Caisson’s patented HEPtune system has numerous inherent advantages over competing linker and half-life extension technologies:
- Ease of Manufacturing and Conjugation
- Favorable Safety Profile
- Lack of Immunogenicity
- Superior Conjugate Biological Activity and Efficacy
- Efficient Downstream Processing and Purification
- Solubility and Stability
- Precisely Controlled Molecular Weights
In the bloodstream, heparosan is stable and unchanged thus yielding predictable half-life. If heparosan is internalized by the cell, then it is transported to the lysosome and degraded by resident glucuronidase and hexosaminidase enzymes. Studies have shown both lysosomal extracts and human exoglycosidases enzymatically cut heparosan. Degradation of heparosan in macrophages is also much faster than PEG. Primate studies have also demonstrated degradation of high molecular weight heparosan resulting in excretion of very small saccharides (1-4 sugars in length).
Overall, this behavior allows virtually any size heparosan polymer to be utilized in drug delivery, unlike PEG and other competing technologies that have some size limitations for in vivo use.
Another key advantage for modifying therapeutics with heparosan is that its degradation products, N-acetylglucosamine and glucuronic acid, are pre-existing monosaccharides in the human body and can be recycled by cells. On the other hand, PEG metabolites are known to be cytotoxic.
Ease of Manufacturing & Conjugation
Using patented processes, Caisson leverages the heparosan synthase, PmHS1, for the production of heparosan polymers. This enzyme serves as a catalyst for the chemoenzymatic synthesis of heparosan, resulting in pre-determined uniform molecular weight polymers. These patented methods are also amenable to defined and reproducible site-specific chemical activation of heparosan to facilitate coupling of drugs and tuning of therapeutic dosing profiles and potency.
Favorable Safety Profile
Studies using high and repeated dosing of heparosan and heparosan-drug conjugates (intravenous and subcutaneous injections, translating to ~100-fold to 2,000-fold higher levels than its expected use in humans) have shown no adverse effects as measured by blood and urine chemistry, hematology or histopathology.
Lack of Immunogenicity
No immunogenic responses have been attributed to heparosan to date.
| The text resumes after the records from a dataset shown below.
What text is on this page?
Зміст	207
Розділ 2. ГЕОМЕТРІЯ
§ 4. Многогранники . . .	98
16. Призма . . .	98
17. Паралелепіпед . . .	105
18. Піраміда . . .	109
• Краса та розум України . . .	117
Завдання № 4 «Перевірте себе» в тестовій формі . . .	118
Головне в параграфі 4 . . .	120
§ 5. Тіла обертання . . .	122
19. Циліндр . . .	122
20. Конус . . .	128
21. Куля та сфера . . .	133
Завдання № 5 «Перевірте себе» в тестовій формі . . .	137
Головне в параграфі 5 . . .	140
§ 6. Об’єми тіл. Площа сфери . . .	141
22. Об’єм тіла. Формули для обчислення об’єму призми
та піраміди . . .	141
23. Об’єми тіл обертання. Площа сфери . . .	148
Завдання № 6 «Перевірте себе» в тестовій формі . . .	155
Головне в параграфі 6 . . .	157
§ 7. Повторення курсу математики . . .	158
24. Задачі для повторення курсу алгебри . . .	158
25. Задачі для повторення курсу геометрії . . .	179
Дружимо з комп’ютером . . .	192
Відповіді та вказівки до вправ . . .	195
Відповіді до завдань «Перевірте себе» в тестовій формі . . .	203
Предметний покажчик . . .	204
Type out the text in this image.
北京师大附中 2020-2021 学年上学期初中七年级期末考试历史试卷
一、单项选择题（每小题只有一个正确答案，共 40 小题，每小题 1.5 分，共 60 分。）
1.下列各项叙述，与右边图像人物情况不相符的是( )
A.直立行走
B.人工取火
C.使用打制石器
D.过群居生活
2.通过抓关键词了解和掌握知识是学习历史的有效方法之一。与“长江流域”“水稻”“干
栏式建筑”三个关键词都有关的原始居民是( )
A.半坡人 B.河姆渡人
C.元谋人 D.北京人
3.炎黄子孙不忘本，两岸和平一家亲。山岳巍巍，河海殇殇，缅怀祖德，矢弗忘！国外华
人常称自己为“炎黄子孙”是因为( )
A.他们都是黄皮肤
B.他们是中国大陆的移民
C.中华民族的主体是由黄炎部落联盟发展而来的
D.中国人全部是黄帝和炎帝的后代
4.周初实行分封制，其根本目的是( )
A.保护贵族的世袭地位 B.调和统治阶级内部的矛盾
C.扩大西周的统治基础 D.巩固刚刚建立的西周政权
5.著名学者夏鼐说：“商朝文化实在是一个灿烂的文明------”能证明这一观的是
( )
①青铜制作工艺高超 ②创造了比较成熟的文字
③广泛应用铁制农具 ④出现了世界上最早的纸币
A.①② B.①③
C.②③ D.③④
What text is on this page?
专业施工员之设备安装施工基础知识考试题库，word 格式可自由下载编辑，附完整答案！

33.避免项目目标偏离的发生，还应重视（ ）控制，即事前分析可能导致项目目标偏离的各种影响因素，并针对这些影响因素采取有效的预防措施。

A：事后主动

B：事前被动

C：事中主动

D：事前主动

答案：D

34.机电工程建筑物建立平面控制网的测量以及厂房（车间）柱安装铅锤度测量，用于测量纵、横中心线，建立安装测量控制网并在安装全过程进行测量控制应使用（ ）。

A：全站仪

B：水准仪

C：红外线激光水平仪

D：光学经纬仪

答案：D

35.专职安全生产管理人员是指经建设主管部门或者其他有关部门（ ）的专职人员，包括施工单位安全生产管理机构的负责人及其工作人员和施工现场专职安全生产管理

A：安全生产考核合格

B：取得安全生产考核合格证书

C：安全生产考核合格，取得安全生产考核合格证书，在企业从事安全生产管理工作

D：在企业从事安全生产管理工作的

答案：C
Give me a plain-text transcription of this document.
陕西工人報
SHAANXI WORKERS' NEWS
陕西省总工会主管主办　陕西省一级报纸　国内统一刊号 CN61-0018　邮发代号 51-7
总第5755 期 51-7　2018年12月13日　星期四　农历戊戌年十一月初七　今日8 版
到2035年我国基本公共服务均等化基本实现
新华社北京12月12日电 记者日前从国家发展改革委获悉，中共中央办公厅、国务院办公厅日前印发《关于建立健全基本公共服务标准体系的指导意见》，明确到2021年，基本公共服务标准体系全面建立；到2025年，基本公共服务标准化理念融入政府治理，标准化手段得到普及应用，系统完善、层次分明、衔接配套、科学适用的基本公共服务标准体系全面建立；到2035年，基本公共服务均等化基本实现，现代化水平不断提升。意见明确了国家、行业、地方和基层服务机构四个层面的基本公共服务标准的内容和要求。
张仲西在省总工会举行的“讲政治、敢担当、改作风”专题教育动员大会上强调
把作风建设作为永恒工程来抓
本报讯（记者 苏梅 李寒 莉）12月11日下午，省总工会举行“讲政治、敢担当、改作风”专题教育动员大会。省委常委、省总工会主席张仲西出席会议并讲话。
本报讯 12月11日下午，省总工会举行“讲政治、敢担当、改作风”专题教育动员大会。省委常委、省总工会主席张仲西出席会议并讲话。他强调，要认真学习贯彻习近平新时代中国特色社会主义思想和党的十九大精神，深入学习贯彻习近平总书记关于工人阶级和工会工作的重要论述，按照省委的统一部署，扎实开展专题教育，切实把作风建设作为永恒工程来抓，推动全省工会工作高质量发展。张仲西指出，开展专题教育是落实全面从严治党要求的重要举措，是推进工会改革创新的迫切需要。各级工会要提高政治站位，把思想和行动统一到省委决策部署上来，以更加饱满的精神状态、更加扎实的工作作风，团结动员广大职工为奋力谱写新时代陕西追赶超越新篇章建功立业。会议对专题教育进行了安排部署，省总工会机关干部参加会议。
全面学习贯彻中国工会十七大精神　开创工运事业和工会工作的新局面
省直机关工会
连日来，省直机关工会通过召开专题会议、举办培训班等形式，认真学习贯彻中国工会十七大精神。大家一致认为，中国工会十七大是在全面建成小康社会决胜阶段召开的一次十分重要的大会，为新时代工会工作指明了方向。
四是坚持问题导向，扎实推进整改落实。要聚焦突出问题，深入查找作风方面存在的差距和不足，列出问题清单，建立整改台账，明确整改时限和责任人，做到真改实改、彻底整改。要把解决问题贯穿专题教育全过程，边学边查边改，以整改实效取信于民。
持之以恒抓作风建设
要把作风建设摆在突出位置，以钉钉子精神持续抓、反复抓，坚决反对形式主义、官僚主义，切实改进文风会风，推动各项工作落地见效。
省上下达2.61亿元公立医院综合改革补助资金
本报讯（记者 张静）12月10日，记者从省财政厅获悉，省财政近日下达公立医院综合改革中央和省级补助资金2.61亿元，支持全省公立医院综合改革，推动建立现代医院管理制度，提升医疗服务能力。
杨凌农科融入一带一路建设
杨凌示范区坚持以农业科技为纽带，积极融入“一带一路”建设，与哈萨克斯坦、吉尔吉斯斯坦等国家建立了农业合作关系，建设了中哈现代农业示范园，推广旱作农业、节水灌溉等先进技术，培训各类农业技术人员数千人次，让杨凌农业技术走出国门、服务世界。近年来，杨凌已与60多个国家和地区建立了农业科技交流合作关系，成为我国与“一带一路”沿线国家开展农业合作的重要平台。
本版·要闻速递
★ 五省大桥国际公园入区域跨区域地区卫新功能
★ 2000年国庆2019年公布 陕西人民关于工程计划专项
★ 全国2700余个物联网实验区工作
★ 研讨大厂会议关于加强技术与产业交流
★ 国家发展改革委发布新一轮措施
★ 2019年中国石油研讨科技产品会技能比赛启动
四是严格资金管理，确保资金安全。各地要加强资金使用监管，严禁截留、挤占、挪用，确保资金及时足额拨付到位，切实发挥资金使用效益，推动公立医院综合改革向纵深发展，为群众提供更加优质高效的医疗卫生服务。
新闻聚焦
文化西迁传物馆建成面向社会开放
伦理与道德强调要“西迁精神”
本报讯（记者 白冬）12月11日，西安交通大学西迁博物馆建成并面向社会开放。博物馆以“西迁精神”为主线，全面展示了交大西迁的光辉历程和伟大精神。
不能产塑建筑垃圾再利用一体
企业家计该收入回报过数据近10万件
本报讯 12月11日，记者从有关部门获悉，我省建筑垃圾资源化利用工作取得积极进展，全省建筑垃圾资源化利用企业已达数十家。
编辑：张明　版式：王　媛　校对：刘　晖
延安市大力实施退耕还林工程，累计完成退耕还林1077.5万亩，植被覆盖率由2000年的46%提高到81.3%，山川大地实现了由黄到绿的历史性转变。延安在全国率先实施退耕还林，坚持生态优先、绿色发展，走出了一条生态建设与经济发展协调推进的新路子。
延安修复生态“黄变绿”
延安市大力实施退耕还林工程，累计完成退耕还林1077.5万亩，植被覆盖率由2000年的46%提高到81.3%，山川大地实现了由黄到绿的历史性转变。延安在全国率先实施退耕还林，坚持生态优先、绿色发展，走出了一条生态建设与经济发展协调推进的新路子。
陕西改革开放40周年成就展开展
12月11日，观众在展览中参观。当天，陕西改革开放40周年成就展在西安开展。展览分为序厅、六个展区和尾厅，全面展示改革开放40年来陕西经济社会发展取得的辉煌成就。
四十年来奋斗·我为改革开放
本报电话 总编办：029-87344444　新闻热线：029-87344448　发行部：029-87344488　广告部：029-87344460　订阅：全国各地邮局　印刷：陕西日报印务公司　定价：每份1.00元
Because heparosan is a naturally occurring sugar polymer in the human body, the body does not recognize heparosan as foreign. As a result, molecules such as heparosan are regarded as “self ” and therefore are not subjected to attack by the body’s antibodies, phagocytes, or complement system. Repeated dose studies with drug conjugate have not shown a heparosan-specific IgG or IgM response.
It is known that certain pathogenic bacteria camouflage themselves with heparosan molecules in order to hide from host defenses. Caisson uses this ‘stealth’ strategy to its advantage by using heparosan to decorate certain types of delivery systems, such as nanocarriers, in order to disguise them from the body.
Solubility and Stability
The heparosan polymer is both heat tolerant and pH stable. No chain breakage has been observed at pH 5-9 at 40°C for extended periods. The polymer is amenable to freezing and thawing and is also easy to ship (either as a lyophilized powder or a frozen solution).
Downstream Processing and Purification
The anionic nature of HEPtune polymers facilitate easy purification of HEPtune-drug conjugates. Most biologics have different charge densities than heparosan, which can allow for easy separation of an uncoupled drug from the formed HEPtune-drug conjugate. For example, strong anion/cation exchange chromatography or reversed phase chromatography may facilitate separation.
Heparosan and heparosan-drug conjugates are compatible with common chromatographic methods and downstream processing procedures.
Superior biological activity and efficacy of HEP-drug conjugates
Plasma analysis demonstrates that heparosan-conjugated FVIIa analogues have similar or better activity than PEG-FVIIa reference molecules.
Proteolytic activity of heparosan-conjugated FVIIa analogues were demonstrated to be more active than PEG-FVIIa controls in FX activation assays. For some analogs (e.g., 40kDaHEP-FVIIa407c), activity is nearly 2-fold higher than for corresponding 40kDa-PEG analogues.
In vivo studies, using a breast cancer model in mice, indicated the efficacy of heparosan-coated liposomes containing doxorubicin, were comparable to the efficacy of polyethylene glycol-coated liposomes containing doxorubicin.
Single dosing of heparosan-G-CSF (granulocyte-colony stimulating factor) in normal rats exhibited similar potency for increasing neutrophil count in blood as PEG-G-CSF.